Desert Features

Streams. Because of the dry conditions, most deserts do not have streams or rivers that run all year long. Streams that flow intermittently as a result of periods of sudden rainfall are called ephemeral streams. Exceptions are the Colorado River in the southwestern United States and the Nile River in Egypt, which originate in mountainous regions and have enough stream flow to cross desert areas.

 

Deserts often exhibit an interior drainage pattern where streams empty into landlocked basins. The basins become temporary sources of water, and evaporation can precipitate salt beds and other evaporitic minerals.

Flash floods. Most desert rainfall comes from short, violent thunderstorms. The rain is so abundant that it cannot soak into the hard ground or be controlled by the narrow stream channels. Rain (as sheetwash) flows rapidly over the land, creating flash floods in the stream beds that can be very destructive in populated areas. The lack of vegetation allows severe erosion, which carves new scarps and gullies; the water can become so choked with sediment it becomes a mudflow. The rapid downcutting by floodwaters produces narrow gorges with steep walls and gravel bottoms called arroyos or dry washes (wadis in Arabia and North Africa, dongas in South America, and nullahs in India).

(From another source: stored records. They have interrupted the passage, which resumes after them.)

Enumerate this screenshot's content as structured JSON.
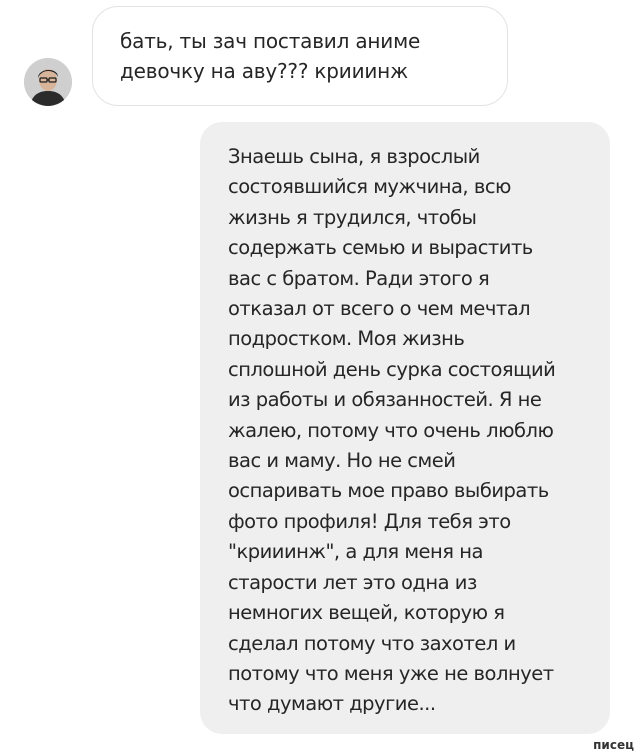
{
  "incoming_message": {
    "text": "бать, ты зач поставил аниме\nдевочку на аву??? крииинж"
  },
  "outgoing_message": {
    "text": "Знаешь сына, я взрослый\nсостоявшийся мужчина, всю\nжизнь я трудился, чтобы\nсодержать семью и вырастить\nвас с братом. Ради этого я\nотказал от всего о чем мечтал\nподростком. Моя жизнь\nсплошной день сурка состоящий\nиз работы и обязанностей. Я не\nжалею, потому что очень люблю\nвас и маму. Но не смей\nоспаривать мое право выбирать\nфото профиля! Для тебя это\n\"крииинж\", а для меня на\nстарости лет это одна из\nнемногих вещей, которую я\nсделал потому что захотел и\nпотому что меня уже не волнует\nчто думают другие..."
  },
  "watermark": {
    "text": "писец"
  },
  "colors": {
    "incoming_bubble_border": "#e3e3e3",
    "outgoing_bubble_bg": "#efefef",
    "text": "#262626"
  }
}
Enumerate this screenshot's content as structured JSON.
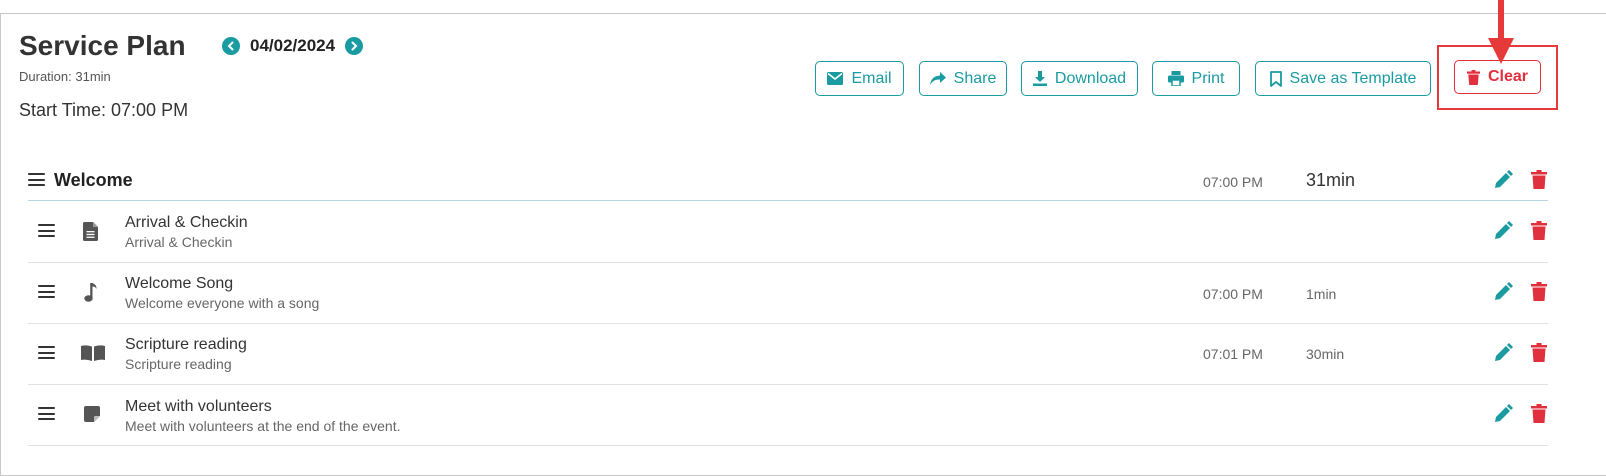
{
  "header": {
    "title": "Service Plan",
    "date": "04/02/2024",
    "duration": "Duration: 31min",
    "start_time": "Start Time: 07:00 PM"
  },
  "toolbar": {
    "email_label": "Email",
    "share_label": "Share",
    "download_label": "Download",
    "print_label": "Print",
    "template_label": "Save as Template",
    "clear_label": "Clear"
  },
  "section": {
    "title": "Welcome",
    "time": "07:00 PM",
    "duration": "31min"
  },
  "items": [
    {
      "icon": "file-icon",
      "title": "Arrival & Checkin",
      "subtitle": "Arrival & Checkin",
      "time": "",
      "duration": ""
    },
    {
      "icon": "music-note-icon",
      "title": "Welcome Song",
      "subtitle": "Welcome everyone with a song",
      "time": "07:00 PM",
      "duration": "1min"
    },
    {
      "icon": "book-icon",
      "title": "Scripture reading",
      "subtitle": "Scripture reading",
      "time": "07:01 PM",
      "duration": "30min"
    },
    {
      "icon": "sticky-note-icon",
      "title": "Meet with volunteers",
      "subtitle": "Meet with volunteers at the end of the event.",
      "time": "",
      "duration": ""
    }
  ],
  "colors": {
    "accent": "#1a9ba1",
    "danger": "#e0303e",
    "annotation": "#e63a3a"
  }
}
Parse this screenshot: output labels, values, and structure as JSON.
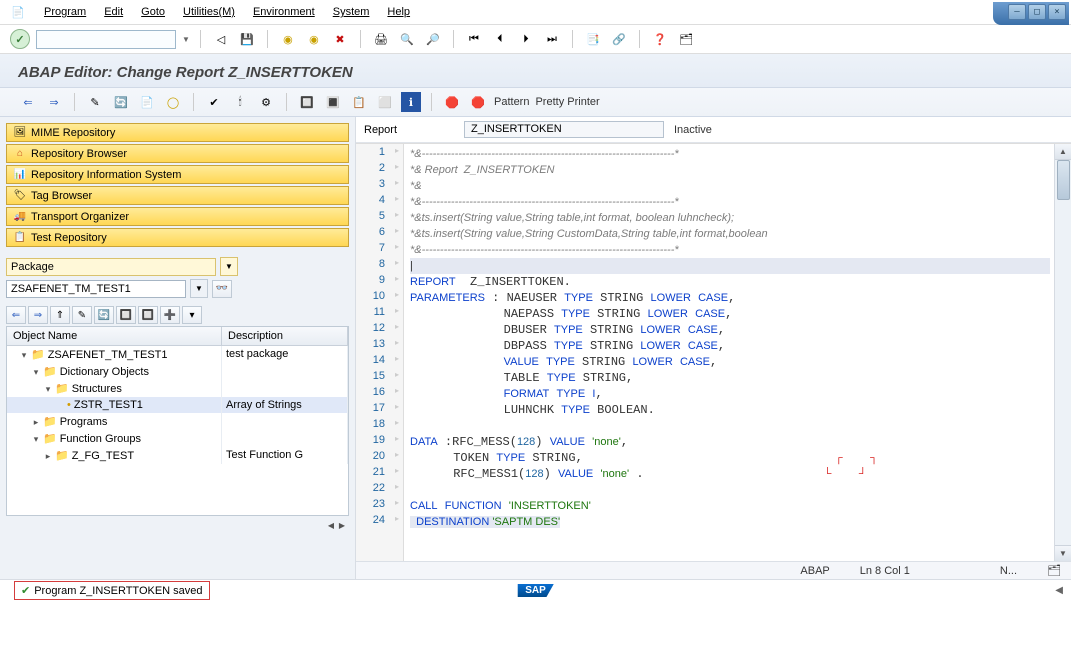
{
  "menu": {
    "program": "Program",
    "edit": "Edit",
    "goto": "Goto",
    "utilities": "Utilities(M)",
    "environment": "Environment",
    "system": "System",
    "help": "Help"
  },
  "title": "ABAP Editor: Change Report Z_INSERTTOKEN",
  "toolbar2": {
    "pattern": "Pattern",
    "pretty": "Pretty Printer"
  },
  "nav": {
    "mime": "MIME Repository",
    "repo_browser": "Repository Browser",
    "repo_info": "Repository Information System",
    "tag_browser": "Tag Browser",
    "transport": "Transport Organizer",
    "test_repo": "Test Repository"
  },
  "pkg": {
    "label": "Package",
    "value": "ZSAFENET_TM_TEST1"
  },
  "tree": {
    "head_name": "Object Name",
    "head_desc": "Description",
    "rows": [
      {
        "indent": 1,
        "exp": "▾",
        "ic": "📁",
        "name": "ZSAFENET_TM_TEST1",
        "desc": "test package"
      },
      {
        "indent": 2,
        "exp": "▾",
        "ic": "📁",
        "name": "Dictionary Objects",
        "desc": ""
      },
      {
        "indent": 3,
        "exp": "▾",
        "ic": "📁",
        "name": "Structures",
        "desc": ""
      },
      {
        "indent": 4,
        "exp": "",
        "ic": "•",
        "name": "ZSTR_TEST1",
        "desc": "Array of Strings"
      },
      {
        "indent": 2,
        "exp": "▸",
        "ic": "📁",
        "name": "Programs",
        "desc": ""
      },
      {
        "indent": 2,
        "exp": "▾",
        "ic": "📁",
        "name": "Function Groups",
        "desc": ""
      },
      {
        "indent": 3,
        "exp": "▸",
        "ic": "📁",
        "name": "Z_FG_TEST",
        "desc": "Test Function G"
      }
    ]
  },
  "report": {
    "label": "Report",
    "value": "Z_INSERTTOKEN",
    "status": "Inactive"
  },
  "code": {
    "lines": [
      {
        "n": 1,
        "cls": "com",
        "txt": "*&---------------------------------------------------------------------*"
      },
      {
        "n": 2,
        "cls": "com",
        "txt": "*& Report  Z_INSERTTOKEN"
      },
      {
        "n": 3,
        "cls": "com",
        "txt": "*&"
      },
      {
        "n": 4,
        "cls": "com",
        "txt": "*&---------------------------------------------------------------------*"
      },
      {
        "n": 5,
        "cls": "com",
        "txt": "*&ts.insert(String value,String table,int format, boolean luhncheck);"
      },
      {
        "n": 6,
        "cls": "com",
        "txt": "*&ts.insert(String value,String CustomData,String table,int format,boolean"
      },
      {
        "n": 7,
        "cls": "com",
        "txt": "*&---------------------------------------------------------------------*"
      }
    ]
  },
  "status_line": {
    "lang": "ABAP",
    "pos": "Ln  8 Col  1",
    "cap": "N..."
  },
  "save_msg": "Program Z_INSERTTOKEN saved",
  "sap": "SAP"
}
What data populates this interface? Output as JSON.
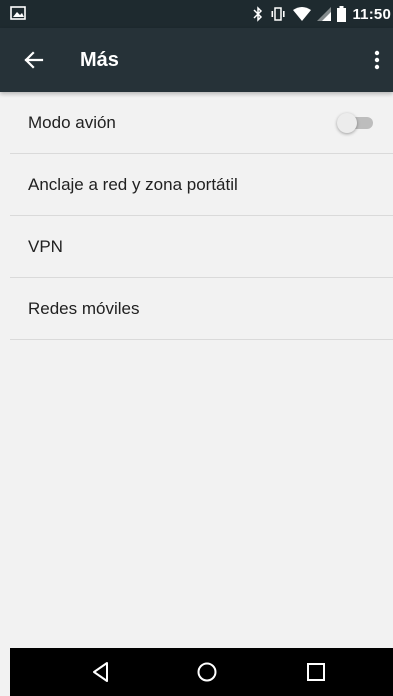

Basin and Range topography. Some deserts, such as those in the American southwest, display Basin and Range topography—a series of steep mountain ranges separated by broad valleys. The mountain ranges cause a series of rain shadows that create the desert climate. Most of the rainfall in the mountains carries rock debris and sediment out to the alluvial fan that forms at the mouth of a canyon. If the water runs out farther into the center of the valley, it forms a playa lake. Typically shallow and muddy from clay, it evaporates quickly, leaving a flat, hard, dried clay surface that is broken by desiccation cracks. If the water carries dissolved salts, salt flats will result.

Eventually alluvial fans at the front of a mountain range may join to form a bajada, or rolling surface of sediment and gravel. Between the bajada and the range front is the pediment, a low‐angle erosion surface at the foot of the mountain range that is typically covered by up to 30 meters (100 feet) of sediment. Isolated bedrock remnants of the former mountain front called inselbergs may project abruptly through the pediment cover as rocky hills.

Plateaus, mesas, and buttes. Hills underlain by resistant rock such as sandstone, limestone, or volcanic lava are called plateaus. Plateaus are edged by steep‐sided scarps and gullies. As weathering and erosion cut back a plateau's slopes, remnant flat‐topped towers or columns called mesas may be left behind. The continued erosion of a mesa results in a similar but narrower landform called a butte. (The plateau‐mesa‐butte sequence is an example of parallel retreat.) Although most common in desert climates, these landforms are more a function of rock structure than climate.